E – Ultimamente sto andando pazzo per il sushi, quindi si, in questo momento potendo scegliere mangerei giapponese.
Dirtynside: D. – Abbiamo avuto modo di notare, in questo periodo soprattutto, quanto la moda si sia radicata, e abbia preso sempre più spazio nel mondo della musica indistintamente dal Rap o dalla Trap, con una particolare attenzione alla scelta dei capi da indossare, quali sono quelli che caratterizzano di più il tuo stile e perché?
E – Non abbiamo mai seguito la moda, sia per quanto riguarda il vestiario, sia per la musica. Abbiamo sempre variato e cercare di essere noi stessi in tutto.
D – Come è iniziata l’ esperienza con il mondo della registrazione e cosa vi ha spinto a voler creare uno studio professionale nonché punto di riferimento? Raccontateci un po come è andata la vostra storia …
E- È nato tutto dal fatto che non volevamo più avere uno studio fatto in casa, avere un luogo tutto nostro in cui passare tutto il tempo che volevamo per fare la nostra musica.

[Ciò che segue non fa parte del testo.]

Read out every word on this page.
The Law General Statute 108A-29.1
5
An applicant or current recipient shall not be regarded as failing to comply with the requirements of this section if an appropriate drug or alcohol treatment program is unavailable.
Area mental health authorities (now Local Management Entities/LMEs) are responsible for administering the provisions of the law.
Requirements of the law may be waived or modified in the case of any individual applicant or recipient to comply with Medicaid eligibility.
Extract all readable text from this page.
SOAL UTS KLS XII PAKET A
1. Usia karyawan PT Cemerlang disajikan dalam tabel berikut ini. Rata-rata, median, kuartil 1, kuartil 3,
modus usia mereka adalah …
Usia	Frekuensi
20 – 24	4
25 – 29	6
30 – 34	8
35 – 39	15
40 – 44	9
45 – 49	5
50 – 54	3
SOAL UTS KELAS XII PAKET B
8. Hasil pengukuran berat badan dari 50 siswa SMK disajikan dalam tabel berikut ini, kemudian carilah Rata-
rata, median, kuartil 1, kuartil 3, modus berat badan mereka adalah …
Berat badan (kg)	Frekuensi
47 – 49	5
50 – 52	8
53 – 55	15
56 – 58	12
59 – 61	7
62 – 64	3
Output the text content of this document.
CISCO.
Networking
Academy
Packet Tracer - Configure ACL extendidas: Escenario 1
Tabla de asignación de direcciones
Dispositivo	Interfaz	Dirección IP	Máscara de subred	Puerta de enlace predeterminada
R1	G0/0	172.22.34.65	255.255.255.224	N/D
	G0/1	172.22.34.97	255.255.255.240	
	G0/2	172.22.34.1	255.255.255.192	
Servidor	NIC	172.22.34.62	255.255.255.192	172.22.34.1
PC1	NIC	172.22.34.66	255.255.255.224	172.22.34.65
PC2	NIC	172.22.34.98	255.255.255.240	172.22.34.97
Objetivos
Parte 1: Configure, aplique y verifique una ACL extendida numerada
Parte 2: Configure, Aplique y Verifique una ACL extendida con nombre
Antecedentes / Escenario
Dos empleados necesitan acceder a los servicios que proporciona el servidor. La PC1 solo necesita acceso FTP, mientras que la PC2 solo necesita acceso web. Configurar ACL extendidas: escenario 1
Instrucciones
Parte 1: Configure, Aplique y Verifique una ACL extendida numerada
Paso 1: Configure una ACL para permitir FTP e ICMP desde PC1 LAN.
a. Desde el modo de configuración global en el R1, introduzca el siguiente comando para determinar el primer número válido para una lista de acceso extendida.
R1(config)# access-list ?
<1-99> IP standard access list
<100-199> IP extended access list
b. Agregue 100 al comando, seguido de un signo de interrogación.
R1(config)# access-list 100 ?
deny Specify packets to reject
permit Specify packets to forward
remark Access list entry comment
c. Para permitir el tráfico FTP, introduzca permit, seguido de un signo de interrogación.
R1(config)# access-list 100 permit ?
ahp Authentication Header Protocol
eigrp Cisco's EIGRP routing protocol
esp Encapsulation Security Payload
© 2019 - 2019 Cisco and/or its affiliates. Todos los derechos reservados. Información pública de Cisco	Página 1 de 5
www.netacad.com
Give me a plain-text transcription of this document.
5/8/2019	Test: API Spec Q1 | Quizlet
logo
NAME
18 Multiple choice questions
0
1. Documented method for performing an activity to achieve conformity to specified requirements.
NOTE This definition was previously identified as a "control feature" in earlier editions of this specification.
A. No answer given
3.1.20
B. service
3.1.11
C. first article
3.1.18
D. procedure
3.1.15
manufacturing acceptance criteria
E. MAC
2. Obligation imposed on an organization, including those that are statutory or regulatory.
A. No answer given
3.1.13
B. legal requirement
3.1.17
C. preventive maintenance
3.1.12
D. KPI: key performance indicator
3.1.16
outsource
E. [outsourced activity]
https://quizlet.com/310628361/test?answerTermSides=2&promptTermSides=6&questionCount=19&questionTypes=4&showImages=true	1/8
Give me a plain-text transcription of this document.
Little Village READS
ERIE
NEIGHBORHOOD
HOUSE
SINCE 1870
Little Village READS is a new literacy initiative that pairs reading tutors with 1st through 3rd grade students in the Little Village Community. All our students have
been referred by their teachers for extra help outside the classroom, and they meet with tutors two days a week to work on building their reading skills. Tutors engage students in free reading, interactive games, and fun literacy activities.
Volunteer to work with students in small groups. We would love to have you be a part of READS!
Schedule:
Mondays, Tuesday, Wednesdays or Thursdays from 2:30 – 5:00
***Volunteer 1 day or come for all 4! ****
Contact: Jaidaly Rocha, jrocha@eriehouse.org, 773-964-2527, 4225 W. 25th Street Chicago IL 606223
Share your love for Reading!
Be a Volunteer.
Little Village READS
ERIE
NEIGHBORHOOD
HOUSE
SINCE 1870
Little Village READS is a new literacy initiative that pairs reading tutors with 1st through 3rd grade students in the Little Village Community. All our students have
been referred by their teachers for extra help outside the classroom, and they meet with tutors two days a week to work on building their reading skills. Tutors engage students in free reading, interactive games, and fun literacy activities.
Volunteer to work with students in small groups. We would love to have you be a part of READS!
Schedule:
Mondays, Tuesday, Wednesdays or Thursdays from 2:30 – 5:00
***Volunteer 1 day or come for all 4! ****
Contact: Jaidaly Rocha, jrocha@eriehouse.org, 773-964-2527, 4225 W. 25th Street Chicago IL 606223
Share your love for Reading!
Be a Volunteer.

Eyesstudio nasce nel 2012 per noi, oggi, Eyesstudio è per tutti!
D – Quali sono i progetti futuri dello studio e quelli riguardanti i vostri percorsi musicali? Cosa vorreste ottenere con la creazione di questo spazio che tra l’ altro da poco si è trasferito in una nuova location?
E – Puntiamo sempre più in alto, non c’è un vero e proprio obiettivo, migliorarsi e migliorare sempre. Se ci fosse stato un obiettivo allora l’ abbiamo già raggiunto perché ora tutti sanno chi siamo, tutti sanno il nome e quello che siamo in grado di offrire
D – -Che messaggio vorresti lanciare a chi non conosce la vostra musica ? Perché dovrebbero ascoltare una vostra canzone ?
E – La blackout family è la prima e l’unica crew che fa parte di Eyesstudio. La moda passa, le views diminuiscono, noi siamo sempre qua nonostante tutto, le persone dovrebbero supportare chi ha voglia di fare, informarsi e spingere la roba della propria città!